The American Association for Access, Equity and Diversity on Saturday released a letter urging the U.S. Senate to reject President-elect Donald Trump’s nomination of Alabama Senator Jeff Sessions as U.S. attorney general. The group includes many campus diversity and equal opportunity officers, and the letter highlighted a Sessions quote on affirmative action from 1997. At the time, he said, “I think it has, in fact, been a cause of irritation and perhaps has delayed the kind of movement to racial harmony we ought to be going forward [with] today. I think it makes people unhappy if they lost a contract or a right to go to a school or a privilege to attend a university simply because of their race.” The diversity group’s letter says that Sessions has continued to espouse such views, in particular when rejecting some of President Obama’s judicial nominees. This view, the group says, distorts affirmative action in implying that colleges are accepting or rejecting candidates based on race alone.
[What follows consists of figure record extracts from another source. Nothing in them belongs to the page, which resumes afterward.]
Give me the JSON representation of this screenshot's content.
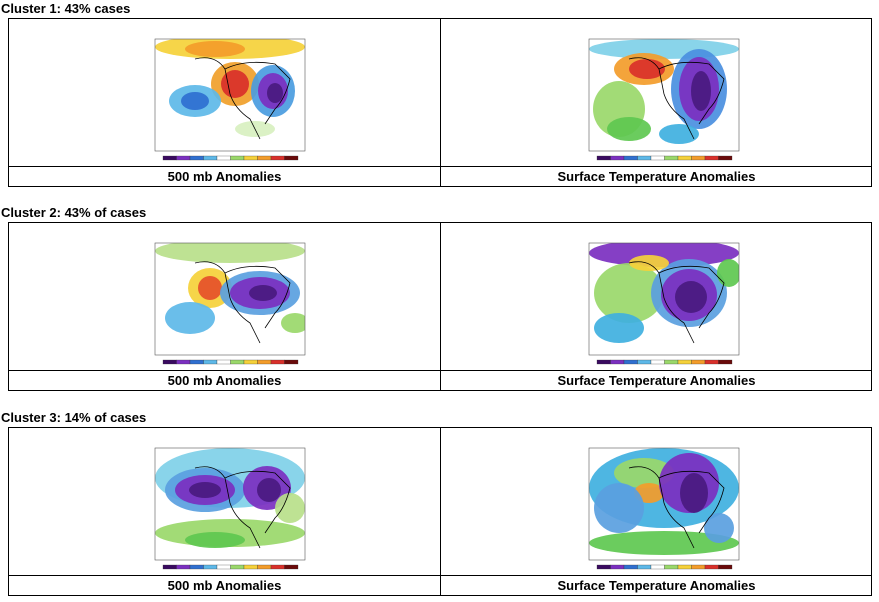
{
  "clusters": [
    {
      "title": "Cluster 1: 43% cases",
      "panels": [
        {
          "caption": "500 mb Anomalies"
        },
        {
          "caption": "Surface Temperature Anomalies"
        }
      ]
    },
    {
      "title": "Cluster 2: 43% of cases",
      "panels": [
        {
          "caption": "500 mb Anomalies"
        },
        {
          "caption": "Surface Temperature Anomalies"
        }
      ]
    },
    {
      "title": "Cluster 3: 14% of cases",
      "panels": [
        {
          "caption": "500 mb Anomalies"
        },
        {
          "caption": "Surface Temperature Anomalies"
        }
      ]
    }
  ]
}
My posted response to this story:

Oh, come on. If race is a factor in deciding who is admitted, then in some cases it makes the difference between getting in and not getting in. Otherwise, why consider it? And when that happens, then racial discrimination has occurred. No one can seriously claim that the use of racial preferences in admissions does not result in that happening, nor for that matter that race is typically given far heavier weight than a mere tie-breaker. Senator Sessions did not say that race was the only factor, just that it was the deciding one. And I’m not sure that distinction matters anyhow, as a matter of law or policy.
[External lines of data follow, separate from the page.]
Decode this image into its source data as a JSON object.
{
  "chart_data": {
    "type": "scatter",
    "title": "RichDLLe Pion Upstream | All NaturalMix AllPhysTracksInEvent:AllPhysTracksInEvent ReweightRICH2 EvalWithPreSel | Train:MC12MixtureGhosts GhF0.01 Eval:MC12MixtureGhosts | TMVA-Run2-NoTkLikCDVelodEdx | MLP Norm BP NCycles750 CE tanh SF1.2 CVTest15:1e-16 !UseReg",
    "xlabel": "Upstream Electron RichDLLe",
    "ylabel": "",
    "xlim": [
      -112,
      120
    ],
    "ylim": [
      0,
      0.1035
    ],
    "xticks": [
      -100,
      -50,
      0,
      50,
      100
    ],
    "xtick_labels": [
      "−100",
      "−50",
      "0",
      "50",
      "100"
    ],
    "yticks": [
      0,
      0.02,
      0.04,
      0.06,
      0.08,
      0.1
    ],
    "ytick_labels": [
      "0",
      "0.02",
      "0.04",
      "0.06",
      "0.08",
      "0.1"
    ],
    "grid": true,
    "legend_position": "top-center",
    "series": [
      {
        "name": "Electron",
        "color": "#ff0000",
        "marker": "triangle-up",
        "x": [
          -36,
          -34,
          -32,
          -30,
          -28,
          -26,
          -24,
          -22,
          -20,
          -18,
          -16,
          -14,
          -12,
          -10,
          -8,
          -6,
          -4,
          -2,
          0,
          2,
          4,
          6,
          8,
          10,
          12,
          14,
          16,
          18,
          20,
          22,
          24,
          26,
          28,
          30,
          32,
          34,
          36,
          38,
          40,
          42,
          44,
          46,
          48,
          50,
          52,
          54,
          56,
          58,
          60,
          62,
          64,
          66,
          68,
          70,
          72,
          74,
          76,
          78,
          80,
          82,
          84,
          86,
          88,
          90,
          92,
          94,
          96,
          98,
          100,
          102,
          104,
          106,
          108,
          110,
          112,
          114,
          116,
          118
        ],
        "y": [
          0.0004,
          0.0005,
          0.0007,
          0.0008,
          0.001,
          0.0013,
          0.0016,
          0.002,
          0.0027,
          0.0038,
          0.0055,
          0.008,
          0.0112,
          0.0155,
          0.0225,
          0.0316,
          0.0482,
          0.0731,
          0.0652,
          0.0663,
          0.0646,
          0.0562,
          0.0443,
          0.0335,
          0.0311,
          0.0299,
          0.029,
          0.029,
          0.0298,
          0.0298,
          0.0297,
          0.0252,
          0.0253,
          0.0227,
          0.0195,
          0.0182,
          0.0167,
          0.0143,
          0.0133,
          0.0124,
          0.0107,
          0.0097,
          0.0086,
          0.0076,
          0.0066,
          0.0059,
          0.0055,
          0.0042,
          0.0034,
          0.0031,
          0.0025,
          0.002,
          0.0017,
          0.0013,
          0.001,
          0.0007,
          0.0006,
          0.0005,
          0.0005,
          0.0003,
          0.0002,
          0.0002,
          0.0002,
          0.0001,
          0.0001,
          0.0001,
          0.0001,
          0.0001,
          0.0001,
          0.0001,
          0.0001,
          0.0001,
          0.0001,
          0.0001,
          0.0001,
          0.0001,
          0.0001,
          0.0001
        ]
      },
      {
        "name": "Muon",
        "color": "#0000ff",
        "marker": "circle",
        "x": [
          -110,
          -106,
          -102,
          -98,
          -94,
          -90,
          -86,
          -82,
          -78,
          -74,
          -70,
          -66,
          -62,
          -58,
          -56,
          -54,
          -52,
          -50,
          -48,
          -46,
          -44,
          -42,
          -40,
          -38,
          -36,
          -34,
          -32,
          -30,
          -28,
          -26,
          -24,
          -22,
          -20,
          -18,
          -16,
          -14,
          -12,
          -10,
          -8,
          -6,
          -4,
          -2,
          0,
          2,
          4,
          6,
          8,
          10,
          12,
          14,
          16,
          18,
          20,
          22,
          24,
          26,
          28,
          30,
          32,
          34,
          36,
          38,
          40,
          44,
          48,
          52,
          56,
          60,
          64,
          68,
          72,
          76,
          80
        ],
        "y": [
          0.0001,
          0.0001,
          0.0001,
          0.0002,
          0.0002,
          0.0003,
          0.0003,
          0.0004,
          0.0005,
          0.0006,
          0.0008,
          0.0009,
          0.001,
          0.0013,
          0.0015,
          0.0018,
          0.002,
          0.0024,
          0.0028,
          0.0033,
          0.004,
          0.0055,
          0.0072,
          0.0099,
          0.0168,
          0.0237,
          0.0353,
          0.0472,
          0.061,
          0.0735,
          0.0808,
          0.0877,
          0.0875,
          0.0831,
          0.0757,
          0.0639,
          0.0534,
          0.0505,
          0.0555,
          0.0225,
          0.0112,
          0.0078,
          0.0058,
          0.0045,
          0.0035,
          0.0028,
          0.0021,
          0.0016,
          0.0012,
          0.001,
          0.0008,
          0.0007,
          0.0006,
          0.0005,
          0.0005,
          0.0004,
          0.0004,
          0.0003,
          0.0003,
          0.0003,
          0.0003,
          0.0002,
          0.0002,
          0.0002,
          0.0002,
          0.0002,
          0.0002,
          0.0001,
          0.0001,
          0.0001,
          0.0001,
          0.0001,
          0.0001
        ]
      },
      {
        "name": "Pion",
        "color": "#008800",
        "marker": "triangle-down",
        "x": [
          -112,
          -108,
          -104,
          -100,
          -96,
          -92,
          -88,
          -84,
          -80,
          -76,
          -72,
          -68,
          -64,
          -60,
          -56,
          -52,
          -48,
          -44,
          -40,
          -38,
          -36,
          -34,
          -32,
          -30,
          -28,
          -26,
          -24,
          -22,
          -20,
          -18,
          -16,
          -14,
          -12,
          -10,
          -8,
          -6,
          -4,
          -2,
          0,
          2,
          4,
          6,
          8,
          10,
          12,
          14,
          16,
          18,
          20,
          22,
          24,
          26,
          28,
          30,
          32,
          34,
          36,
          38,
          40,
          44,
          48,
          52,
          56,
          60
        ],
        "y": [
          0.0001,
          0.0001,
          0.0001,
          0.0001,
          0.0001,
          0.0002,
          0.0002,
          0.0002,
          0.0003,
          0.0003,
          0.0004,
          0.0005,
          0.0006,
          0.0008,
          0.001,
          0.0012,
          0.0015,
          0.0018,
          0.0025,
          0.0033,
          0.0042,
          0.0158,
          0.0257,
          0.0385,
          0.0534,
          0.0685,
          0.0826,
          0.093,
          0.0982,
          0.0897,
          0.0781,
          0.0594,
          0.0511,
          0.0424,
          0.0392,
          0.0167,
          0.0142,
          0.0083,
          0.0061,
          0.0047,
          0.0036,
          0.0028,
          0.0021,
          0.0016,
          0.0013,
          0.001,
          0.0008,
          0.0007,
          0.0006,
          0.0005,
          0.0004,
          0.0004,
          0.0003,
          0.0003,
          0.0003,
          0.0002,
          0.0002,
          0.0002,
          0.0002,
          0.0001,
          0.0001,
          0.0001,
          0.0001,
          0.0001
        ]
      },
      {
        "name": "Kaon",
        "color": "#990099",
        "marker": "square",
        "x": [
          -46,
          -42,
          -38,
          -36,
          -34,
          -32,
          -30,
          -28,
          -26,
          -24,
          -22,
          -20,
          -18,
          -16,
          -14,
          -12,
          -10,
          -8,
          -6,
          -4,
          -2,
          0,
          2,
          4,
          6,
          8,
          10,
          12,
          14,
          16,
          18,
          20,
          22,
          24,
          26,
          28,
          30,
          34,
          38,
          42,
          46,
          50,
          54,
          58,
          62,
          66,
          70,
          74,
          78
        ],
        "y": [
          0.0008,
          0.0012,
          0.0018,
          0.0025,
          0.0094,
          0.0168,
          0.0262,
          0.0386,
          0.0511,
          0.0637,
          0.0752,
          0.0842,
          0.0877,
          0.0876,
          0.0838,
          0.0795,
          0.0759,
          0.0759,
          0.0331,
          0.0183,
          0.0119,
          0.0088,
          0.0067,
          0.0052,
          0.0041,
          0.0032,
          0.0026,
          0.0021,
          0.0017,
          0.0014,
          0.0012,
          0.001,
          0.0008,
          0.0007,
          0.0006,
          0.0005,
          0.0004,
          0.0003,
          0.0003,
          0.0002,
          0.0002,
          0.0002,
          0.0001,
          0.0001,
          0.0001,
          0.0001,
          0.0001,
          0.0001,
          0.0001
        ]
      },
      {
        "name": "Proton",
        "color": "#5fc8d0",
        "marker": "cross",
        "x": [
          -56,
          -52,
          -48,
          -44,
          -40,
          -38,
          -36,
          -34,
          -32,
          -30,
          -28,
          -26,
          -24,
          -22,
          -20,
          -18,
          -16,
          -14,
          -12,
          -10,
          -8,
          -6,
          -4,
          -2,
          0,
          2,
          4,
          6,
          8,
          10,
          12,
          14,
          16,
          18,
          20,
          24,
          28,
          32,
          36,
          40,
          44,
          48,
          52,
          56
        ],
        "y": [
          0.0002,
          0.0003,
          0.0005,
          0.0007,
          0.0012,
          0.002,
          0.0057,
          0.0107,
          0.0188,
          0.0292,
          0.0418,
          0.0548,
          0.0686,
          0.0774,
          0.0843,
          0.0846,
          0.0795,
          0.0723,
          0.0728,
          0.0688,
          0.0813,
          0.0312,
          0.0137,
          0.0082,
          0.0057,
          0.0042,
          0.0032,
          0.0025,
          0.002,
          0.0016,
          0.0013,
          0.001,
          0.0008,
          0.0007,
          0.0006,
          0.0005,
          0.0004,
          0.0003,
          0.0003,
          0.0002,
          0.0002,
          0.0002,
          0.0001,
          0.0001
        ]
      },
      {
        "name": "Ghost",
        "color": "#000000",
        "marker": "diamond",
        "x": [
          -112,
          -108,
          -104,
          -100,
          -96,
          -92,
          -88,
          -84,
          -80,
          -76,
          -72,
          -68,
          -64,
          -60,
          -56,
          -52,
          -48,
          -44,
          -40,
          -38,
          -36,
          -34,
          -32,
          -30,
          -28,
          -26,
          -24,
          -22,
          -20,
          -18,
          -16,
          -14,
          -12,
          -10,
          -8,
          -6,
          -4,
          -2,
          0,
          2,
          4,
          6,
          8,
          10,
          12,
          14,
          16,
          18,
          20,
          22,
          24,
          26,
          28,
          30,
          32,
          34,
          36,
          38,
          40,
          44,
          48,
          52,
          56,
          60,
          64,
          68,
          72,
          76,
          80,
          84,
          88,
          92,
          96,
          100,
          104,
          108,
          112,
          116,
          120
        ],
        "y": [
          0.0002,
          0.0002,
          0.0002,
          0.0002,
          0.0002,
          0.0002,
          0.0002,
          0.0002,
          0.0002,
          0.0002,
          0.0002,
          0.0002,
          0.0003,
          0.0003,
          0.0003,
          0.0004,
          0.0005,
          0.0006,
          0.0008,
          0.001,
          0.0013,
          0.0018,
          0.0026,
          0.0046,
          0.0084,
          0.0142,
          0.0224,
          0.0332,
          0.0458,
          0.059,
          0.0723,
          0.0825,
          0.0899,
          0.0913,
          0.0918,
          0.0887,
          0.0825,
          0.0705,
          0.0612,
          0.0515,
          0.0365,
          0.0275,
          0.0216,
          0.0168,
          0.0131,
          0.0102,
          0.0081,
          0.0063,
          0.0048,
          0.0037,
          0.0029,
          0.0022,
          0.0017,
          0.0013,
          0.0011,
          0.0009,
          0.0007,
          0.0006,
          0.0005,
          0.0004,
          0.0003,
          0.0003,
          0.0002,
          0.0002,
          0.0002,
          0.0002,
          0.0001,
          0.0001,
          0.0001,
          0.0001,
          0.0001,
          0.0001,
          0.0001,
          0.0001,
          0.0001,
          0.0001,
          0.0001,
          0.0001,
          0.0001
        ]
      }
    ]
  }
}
Put the shoe on the other foot: Suppose that a police officer stops and searches suspects in part because of race, but that the officer considers other factors as well (like age, sex, dress, behavior, etc.). Does that mean that racial discrimination is not occurring? What’s more, if a black person is stopped because of his race when he would not have been stopped if he had been white, isn’t it fair to say he was stopped “simply” because he is black?
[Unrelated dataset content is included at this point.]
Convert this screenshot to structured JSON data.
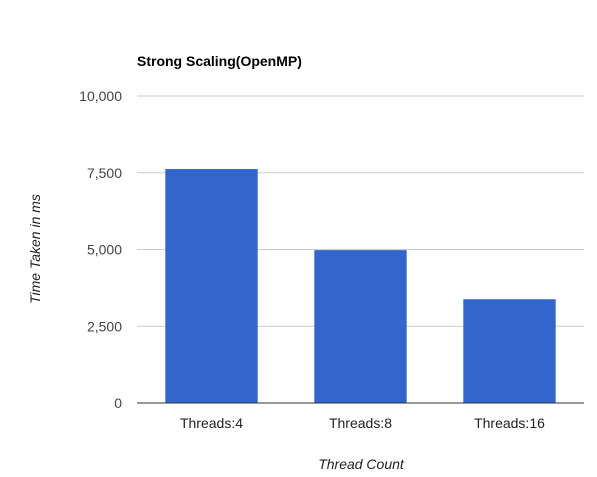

The letter here says that affirmative action is designed to “prevent discrimination and to promote opportunities for all who are qualified to compete regardless of their race . . . ” But in fact the use of racial preferences is “discrimination,” by definition, and it does not result in promoting opportunities “regardless” of race.

To elaborate: Conservatives like Senator Sessions (and we here at the Center for Equal Opportunity) really do think it is better for everyone — better for the country, better for black and white, brown and yellow and red — if the government doesn’t sort people by color and treat some better and some worse as a result of that sorting. We really think it is better to have colorblind policies now rather that at some vague, undetermined point in the future. And we really do think that it’s a bad idea to change standards, to lower standards, or to get rid of standards because of a belief that a disproportionate number of people of this color or that color won’t be able to meet those standards. The message implicit in doing that is divisive and only encourages racist thinking. And, let me add, the Center for Equal Opportunity really does believe that the best way to address racial disparities is to end the disparities in out-of-wedlock birthrates so that children of all races grow up in two-parent homes and will therefore be more likely to meet the standards that are set in our society.

We really believe all that. We really do. And whether other people agree or not, they should be able to understand that such a belief cannot legitimately be called “racist” or that those who hold it can be legitimately characterized as hostile to civil rights.